Research will include sequencing the genome of the late king, as well as one of his known descendents, Michael Ibsen. Mr. Ibsen’s DNA analysis will focus on his mitochondria, confirnimg his relationship to the king through maternal lineage. Research on Richard’s genome is expected to reveal details such as the colour of his eyes and hair, as well as elements of his medical history. The latter part is espevcially important to the scientists as they expect to trace the roots of several diseases the king might had suffered from and thus elaborate on the living conditions during his time.

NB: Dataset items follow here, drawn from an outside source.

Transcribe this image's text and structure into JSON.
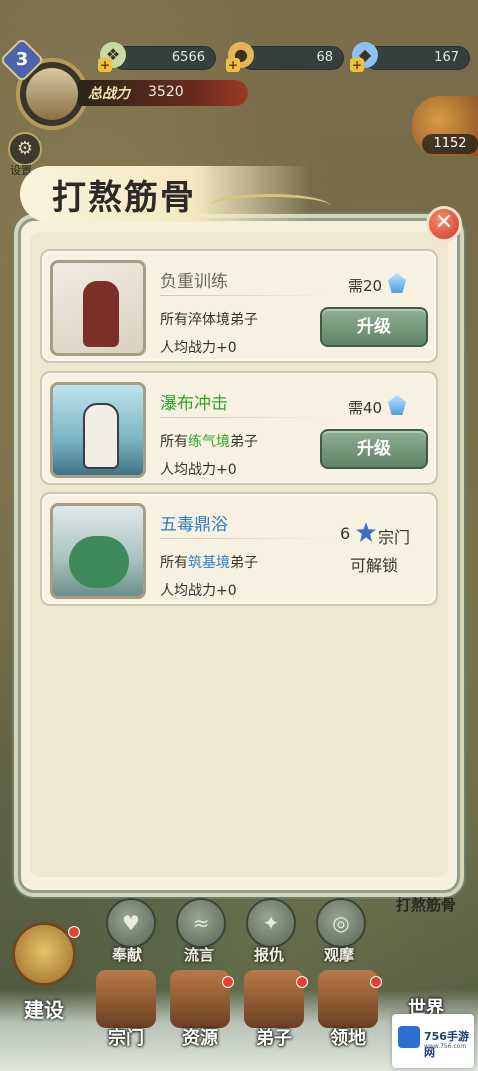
{
  "hud": {
    "level": "3",
    "power_label": "总战力",
    "power_value": "3520",
    "resources": [
      {
        "icon": "jade-icon",
        "value": "6566"
      },
      {
        "icon": "gold-ingot-icon",
        "value": "68"
      },
      {
        "icon": "crystal-icon",
        "value": "167"
      }
    ],
    "settings_label": "设置",
    "treasure_count": "1152"
  },
  "dialog": {
    "title": "打熬筋骨",
    "items": [
      {
        "name": "负重训练",
        "scope_prefix": "所有",
        "scope_realm": "淬体境",
        "scope_suffix": "弟子",
        "power": "人均战力+0",
        "cost": "需20",
        "button": "升级",
        "name_color": "locked"
      },
      {
        "name": "瀑布冲击",
        "scope_prefix": "所有",
        "scope_realm": "练气境",
        "scope_suffix": "弟子",
        "power": "人均战力+0",
        "cost": "需40",
        "button": "升级",
        "name_color": "#2fa52f"
      },
      {
        "name": "五毒鼎浴",
        "scope_prefix": "所有",
        "scope_realm": "筑基境",
        "scope_suffix": "弟子",
        "power": "人均战力+0",
        "unlock_count": "6",
        "unlock_unit": "宗门",
        "unlock_text": "可解锁",
        "name_color": "#2d7ec8"
      }
    ]
  },
  "side_label": "打熬筋骨",
  "skills": [
    {
      "label": "奉献"
    },
    {
      "label": "流言"
    },
    {
      "label": "报仇"
    },
    {
      "label": "观摩"
    }
  ],
  "nav": {
    "build": "建设",
    "items": [
      "宗门",
      "资源",
      "弟子",
      "领地",
      "世界"
    ]
  },
  "watermark": {
    "brand": "756手游网",
    "url": "www.756.com"
  },
  "colors": {
    "accent_green": "#2fa52f",
    "accent_blue": "#2d7ec8",
    "button_green": "#5f8464",
    "close_red": "#c63a2a"
  }
}
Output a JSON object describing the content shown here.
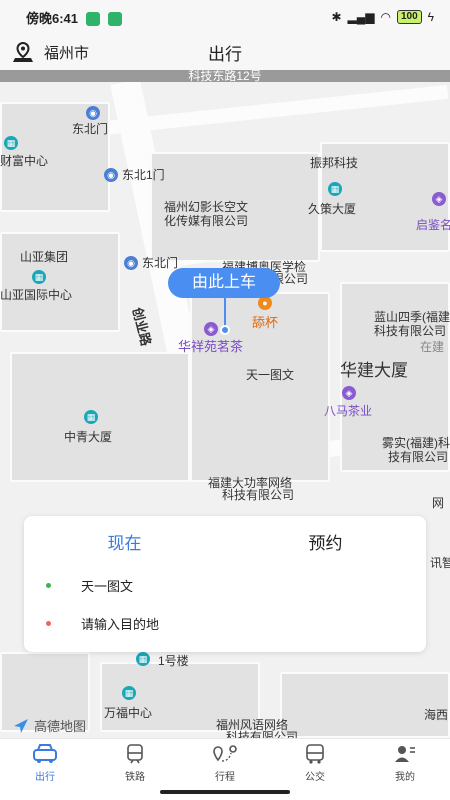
{
  "status": {
    "time": "傍晚6:41",
    "battery": "100"
  },
  "header": {
    "city": "福州市",
    "title": "出行"
  },
  "address_banner": "科技东路12号",
  "map": {
    "road_labels": [
      "创业路"
    ],
    "pois": [
      "东北门",
      "财富中心",
      "东北1门",
      "振邦科技",
      "福州幻影长空文",
      "化传媒有限公司",
      "久策大厦",
      "启鉴名",
      "山亚集团",
      "东北门",
      "福建博奥医学检",
      "验所有限公司",
      "山亚国际中心",
      "舔杯",
      "华祥苑茗茶",
      "蓝山四季(福建",
      "科技有限公司",
      "在建",
      "天一图文",
      "八马茶业",
      "中青大厦",
      "雾实(福建)科",
      "技有限公司",
      "福建大功率网络",
      "科技有限公司",
      "网",
      "讯智",
      "1号楼",
      "万福中心",
      "福州风语网络",
      "科技有限公司",
      "海西"
    ],
    "big_label": "华建大厦",
    "pickup_label": "由此上车"
  },
  "panel": {
    "tabs": [
      "现在",
      "预约"
    ],
    "active_tab": 0,
    "origin": "天一图文",
    "destination_placeholder": "请输入目的地",
    "origin_color": "#3fb34f",
    "destination_color": "#f0645a"
  },
  "watermark": "高德地图",
  "tabbar": {
    "items": [
      {
        "label": "出行",
        "icon": "taxi-icon",
        "active": true
      },
      {
        "label": "铁路",
        "icon": "train-icon",
        "active": false
      },
      {
        "label": "行程",
        "icon": "route-icon",
        "active": false
      },
      {
        "label": "公交",
        "icon": "bus-icon",
        "active": false
      },
      {
        "label": "我的",
        "icon": "profile-icon",
        "active": false
      }
    ]
  },
  "colors": {
    "accent": "#3a7be0",
    "pickup": "#4b8ef2"
  }
}
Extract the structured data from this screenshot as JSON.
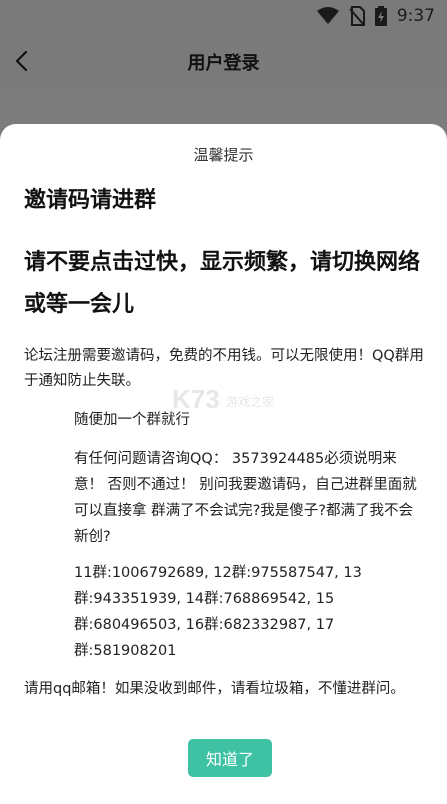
{
  "status_bar": {
    "time": "9:37",
    "icons": [
      "wifi-icon",
      "no-sim-icon",
      "battery-charging-icon"
    ]
  },
  "app_bar": {
    "back_icon": "chevron-left-icon",
    "title": "用户登录"
  },
  "dialog": {
    "caption": "温馨提示",
    "heading": "邀请码请进群",
    "warning": "请不要点击过快，显示频繁，请切换网络或等一会儿",
    "paragraphs": {
      "intro": "论坛注册需要邀请码，免费的不用钱。可以无限使用！QQ群用于通知防止失联。",
      "join_any": "随便加一个群就行",
      "contact": "有任何问题请咨询QQ： 3573924485必须说明来意！ 否则不通过！ 别问我要邀请码，自己进群里面就可以直接拿 群满了不会试完?我是傻子?都满了我不会新创?",
      "groups": "11群:1006792689, 12群:975587547, 13群:943351939, 14群:768869542, 15群:680496503, 16群:682332987, 17群:581908201",
      "email": "请用qq邮箱！如果没收到邮件，请看垃圾箱，不懂进群问。"
    },
    "confirm_label": "知道了"
  },
  "watermark": {
    "logo_text": "K73",
    "sub_text": "游戏之家"
  },
  "colors": {
    "accent": "#3fc2a3",
    "overlay": "#7c7c7c"
  }
}
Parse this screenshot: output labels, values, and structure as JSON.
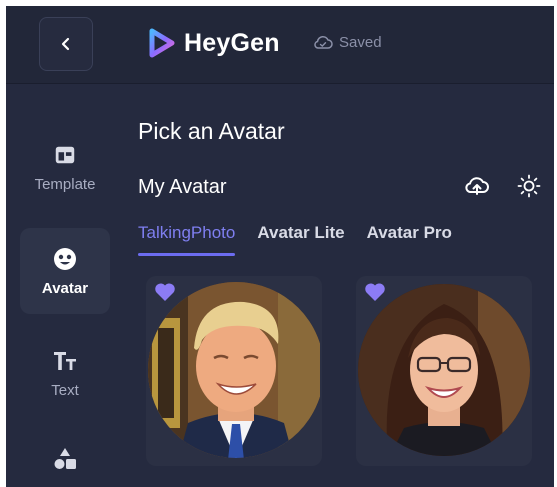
{
  "app": {
    "brand": "HeyGen",
    "save_status": "Saved"
  },
  "sidebar": {
    "items": [
      {
        "label": "Template",
        "icon": "template-icon"
      },
      {
        "label": "Avatar",
        "icon": "avatar-icon",
        "active": true
      },
      {
        "label": "Text",
        "icon": "text-icon"
      },
      {
        "label": "",
        "icon": "elements-icon"
      }
    ]
  },
  "panel": {
    "title": "Pick an Avatar",
    "section_title": "My Avatar",
    "tabs": [
      {
        "label": "TalkingPhoto",
        "active": true
      },
      {
        "label": "Avatar Lite"
      },
      {
        "label": "Avatar Pro"
      }
    ],
    "avatars": [
      {
        "favorite": true
      },
      {
        "favorite": true
      }
    ]
  },
  "colors": {
    "background": "#252a3f",
    "accent": "#6c6cf0",
    "text": "#ffffff",
    "muted": "#a8adc2"
  }
}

Richard III is only the last of a small group of ancient individuals whose genome is sequenced, following Ötzi the Iceman, Neanderthal specimens, a Denisovan and a Greenlandic Inuit and a hunter gatherer from Spain. The sequencing of the Iceman led to the first example of human infection with Lyme disease.

“We are in the midst of a new age of genetic research, with the ability to sequence entire genomes from ancient individuals and, with them, those of pathogens that may have caused infectious disease”, explains Dr King.

The upcoming research project on sequensing Richard’s DNA is funded by the Wellcome Trust, the Leverhulme Trust and Sir Alec Jeffreys, the professor behind DNA fingerprinting.